Que la Inteligencia Artificial (IA) esté presente en nuestro día a día es un hecho que no ofrece dudas, por ello la Unión Europea ha decidido tomar cartas en el asunto y establecer una serie de medidas éticas, jurídicas, sociales y económicas para implementar una política común en el marco de la Unión y la Inteligencia Artificial, con el fin de mantenerse a la vanguardia del gran avance tecnológico.

Antes de 2020 se esperan grandes avances

La Comisión Europea pretende fomentar la inversión pública y privada en IA. Sobre la base del acuerdo de abril del presente año, 24 Estados Miembros y Noruega han mostrado su interés en establecer unas bases comunes a la hora de abordar cuestiones referentes a la IA. Andrus Ansip, vicepresidente responsable del Mercado Único Digital de la Comisión Europea comunicaba la intención de la Unión de ‘’destinar 20.000 millones de euros en IA hasta el año 2020’’.

Lo que se pretende es que los Estados y empresas privadas lleguen a los acuerdos necesarios para fomentar, implementar e investigar en IA. Adecuar el día a día a una formación permanente de las personas para que hagan frente a los nuevos avances tecnológicos, lo que indudablemente generará muchos y nuevos puestos de empleo.  Con el apoyo financiero del Fondo Social Europeo se pretende generar un clima de colaboración entre empresas privadas y Estado para que haya programas de capacitación con los que atraer y crear talento en el marco de la Unión . Se esperan inversiones de hasta 500 millones de euros e diversos sectores, centrando los mayores esfuerzos en empresas emergentes con un gran potencial en investigación y desarrollo de la IA.

Sin embargo, otros trabajos desaparecerán por completo, no solo por los costes, sino porque productos o servicios que ofrecen en la actualidad quedarán totalmente obsoletos. Imaginemos por un momento un taller de automóviles totalmente informatizado, con tecnología puntera, en el que tu aparcas tu vehículo, se enchufa a un ordenador y ya sabe que problema tiene y lo arregla en 5 minutos. Desde luego que la comodidad y eficacia es abrumadora, pero varias personas habrán perdido su empleo y deberán formarse en otro campo. Estas cuestiones son las que deberá abordar la UE y garantizar una implementación gradual y progresiva, porque emplear a personas que aún se están formando, tienen cierta edad y con contratos de iguales o similares condiciones y características a los que tenían con anterioridad, es tarea ardua y complicada.

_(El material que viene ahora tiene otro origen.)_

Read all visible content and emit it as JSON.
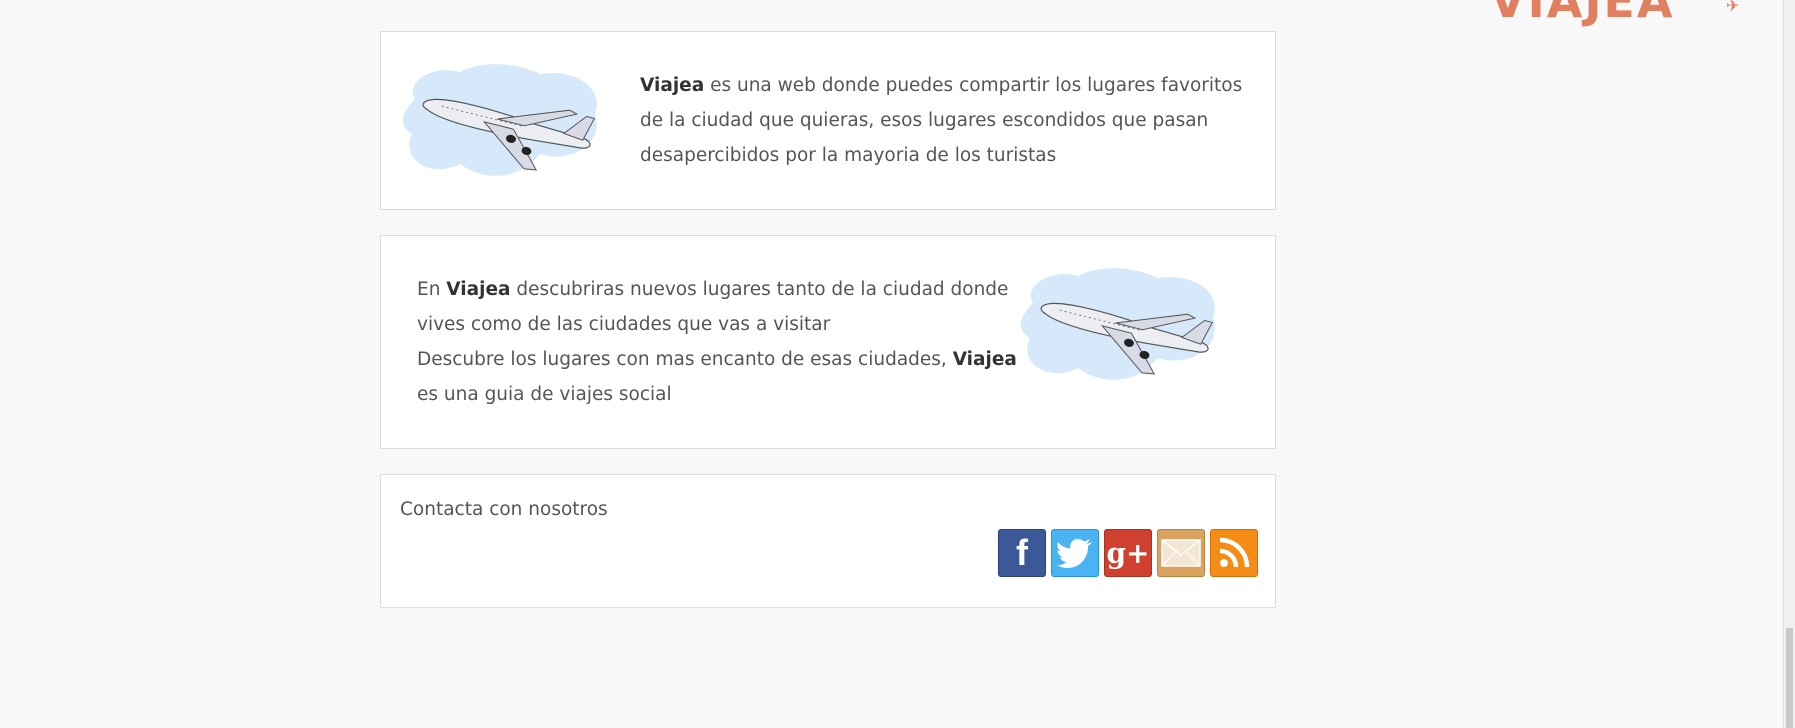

La necesidad de nuevas Leyes que regulen adecuadamente la IA

Pese a que no preocupa en exceso, es evidente que necesitamos nuevas normas a la hora de regular la IA. La aparición de nuevos aparatos tecnológicos que pueden actuar por su propia cuenta requiere establecer, sobre todo, un marco jurídico de responsabilidades y la aparición de nuevos seguros que cubran posibles fallos. En la UE no preocupa porque no consideran que los valores jurídicos y éticos deban cambiar. Para finales de 2018 se esperan las directrices de la Comisión, que se apoyarán en la Carta de los Derechos Fundamentales de la Unión Europea para cuestiones de transparencia y Protección de Datos y, por otro lado, sobre los trabajos del Grupo Europeo de Ética de la Ciencia y las Nuevas Tecnologías. Todo ello en colaboración con los Estados miembros, se elaborarán unas directrices comunes en la UE en materia de Inteligencia Artificial. A su vez, pero ya para 2019, se publicarán otras directrices con enfoque a los defectos de productos y garantizar la protección de los usuarios y consumidores.

Una realidad muy cercana

La IA es una realidad, ya lo hemos dicho, pero una realidad demasiado grande para muchas empresas de distintos sectores. Numerosos inventos de otros siglos han mejorado la calidad de vida de todas las personas y la IA hará lo mismo en sectores como la medicina, apoyo a personas con movilidad reducida, descongestión de las ciudades por aparición de nuevas formas de transporte, etc. Pero la IA supone muchos retos para determinados sectores en los que el trabajo siempre ha sido manual. A lo largo de este año 2018 veremos ya algunos efectos reales de este acuerdo y la aparición de nuevos prototipos, productos y empresas subvencionadas con dinero de la UE. Este es un primer paso hasta 2020 cuyo propósito es aumentar el gasto nacional en IA hasta los 20.000 millones de euros en el marco europeo. Habrá que esperar al próximo marco financiero plurianual de la UE (2021-2027) en el que ya se ha dicho que habrá un apoyo todavía mayor a la IA.